Article 2 - 1 May 2013A good plan requires a rigorous thinking process and a significant base of insights into customer needs, company capabilities, and changes in the competitive landscape. The organization also needs time to reflect and absorb the opportunities and options.

These steps can ease the process:

1. Start with the customers

Start the process by creating a good base of insights into customer needs and contextual changes and forces that might influence your industry in the future. It can be extremely rewarding for top managers to spend time on understanding their customer’s daily life and to use that to identify discontinuities and anticipated changes from today’s world. Many times we have found that the discussions in a management group becomes much more inspiring and valuable when you place your customers’ everyday life at the center of the discussion. This allows you to challenge the basic assumptions in your industry and open discussions about entirely new business opportunities.

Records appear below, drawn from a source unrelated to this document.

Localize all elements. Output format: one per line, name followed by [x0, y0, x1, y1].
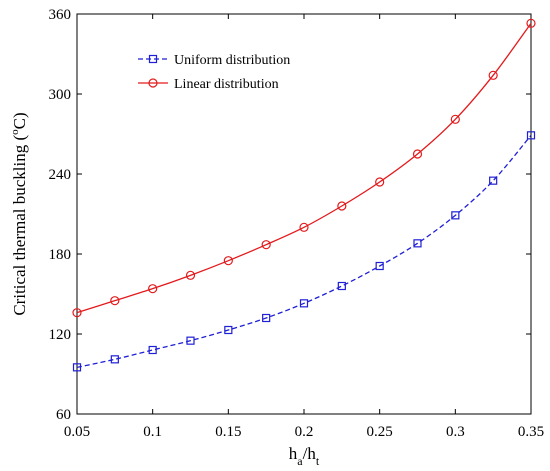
data-point-square [337, 281, 346, 291]
legend-label: Uniform distribution [174, 53, 290, 68]
data-point-circle [223, 256, 233, 266]
y-tick-label: 120 [49, 327, 72, 343]
data-point-circle [450, 114, 460, 124]
data-point-square [72, 363, 82, 372]
data-point-circle [72, 308, 82, 318]
data-point-square [110, 355, 119, 364]
x-tick-label: 0.3 [446, 424, 465, 440]
x-axis-label-slash-h: /h [303, 444, 317, 463]
x-axis-label-h: h [289, 444, 298, 463]
plot-area [76, 13, 532, 415]
y-axis-label-prefix: Critical thermal buckling ( [10, 135, 29, 316]
x-axis-label: ha/ht [289, 444, 320, 468]
data-point-circle [337, 201, 347, 211]
data-point-circle [375, 177, 385, 187]
data-point-circle [261, 240, 271, 250]
data-point-square [413, 239, 422, 248]
y-axis-label-sup: o [9, 129, 21, 135]
series-uniform [72, 131, 536, 372]
x-axis-label-sub-a: a [297, 454, 303, 468]
data-point-square [526, 131, 536, 140]
data-point-circle [412, 149, 423, 159]
legend-label: Linear distribution [174, 77, 279, 92]
y-axis-label-suffix: C) [10, 112, 29, 129]
data-point-circle [148, 284, 158, 294]
y-tick-label: 180 [49, 247, 72, 263]
data-point-circle [299, 222, 309, 232]
data-point-square [186, 336, 195, 345]
data-point-circle [526, 18, 536, 28]
y-tick-label: 360 [49, 7, 72, 23]
x-tick-label: 0.1 [143, 424, 162, 440]
series-line [76, 134, 532, 368]
legend-marker-square [148, 54, 158, 64]
x-axis-label-sub-t: t [316, 454, 320, 468]
x-tick-label: 0.25 [367, 424, 393, 440]
series-layer [72, 18, 536, 372]
series-linear [72, 18, 536, 318]
data-point-square [489, 176, 498, 185]
x-tick-label: 0.15 [215, 424, 241, 440]
series-line [76, 22, 532, 314]
data-point-square [451, 211, 460, 220]
x-tick-label: 0.35 [518, 424, 544, 440]
data-point-square [375, 261, 384, 271]
data-point-square [148, 345, 157, 355]
data-point-circle [110, 296, 120, 306]
legend-entry: Uniform distribution [138, 53, 290, 68]
axis-ticks: 0.05 0.1 0.15 0.2 0.25 0.3 0.35 60 120 180 240 300 3… [49, 7, 545, 440]
y-tick-label: 300 [49, 87, 72, 103]
data-point-square [262, 313, 271, 323]
data-point-square [299, 299, 309, 308]
y-tick-label: 240 [49, 167, 72, 183]
x-tick-label: 0.05 [64, 424, 90, 440]
legend-marker-circle [148, 78, 158, 88]
legend: Uniform distribution Linear distribution [138, 53, 290, 92]
data-point-circle [185, 270, 196, 280]
legend-entry: Linear distribution [138, 77, 279, 92]
y-tick-label: 60 [56, 407, 71, 423]
y-axis-label: Critical thermal buckling (oC) [9, 112, 29, 315]
data-point-square [224, 325, 233, 335]
data-point-circle [488, 70, 498, 80]
x-tick-label: 0.2 [295, 424, 314, 440]
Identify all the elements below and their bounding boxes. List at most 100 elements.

2. Detect patterns and think like a good journalist

Mapping future needs and opportunities can make you feel like a kid in a candy store: There’s so much to choose from and everything looks delicious. It’s tempting to choose a little of each. Because a good leadership agenda is about prioritizing and choosing your future it requires bold choices. The trick is to detect patterns in the data and find the vectors that best align with your company’s capabilities and culture. The hard part is to choose a direction and deselect all the other options that look so tempting. In most cases the pattern recognition process will reveal some very clear options and some surprisingly simple answers on where the future value lies. A good rule is to think like a journalist who is writing a headline for his or her story. There can only be one headline and you’d better make sure you put the most important stuff up front.

3. Involve your organization—but only when you’re ready

An African proverb wisely states: “If you want to go fast, you can always walk alone, if you want to go far, walk together.” Creating an innovation agenda requires both walking fast and walking far. In the beginning you need to walk fast. That’s when you create insights and set the intent. If you involve too many people in the discovery process you risk compromising and allowing corporate politics to destroy what may be some very clear thinking. It is best when the CEO selects a small group of the best thinkers to lay the groundwork and help set the intent. Once that’s done you need to walk far. This is the phase where the intent in translated into challenges and projects in the organization. The task of top management here is to change the traditional downward communication style to an upward communication stream of new ideas coming from the entire organization.

4. Work fast and be determined about implementation

The full pay off from a new innovation agenda will come when you implement changes swiftly and firmly. Very often the new agenda will have rather big consequences for how you prioritize R&D investments, how you organize innovation projects, what capabilities you need to build, and how you reward entrepreneurs inside your organization. These changes have to be mapped before you launch the intent for a broader audience and should be part of the message itself. If possible make the changes as simple and understandable as possible. Prioritize interventions that cut complexity and free cash—for example, cut away investments that aren’t aligned with the intent or remove procedures that slow your time to market. Implementing the innovation agenda should feel liberating and not like somebody is occupying your company.

5. Learn from the politicians—tell the story again, again and again

Most people will meet a new innovation agenda with a good deal of skepticism—with good reason. They need to see your commitment in action. But they also have to feel that this not just another weird campaign that will blow over in two weeks time. The best way to convince people about the seriousness of your intention is to be consistent and determined. Politicians know they can win voters by repeating their message again and again. You need to practice your inner politician and repeat the story again and again.

An effective way to show strong leadership is to commit to a big idea on why, how, and where the company is expected to develop and grow.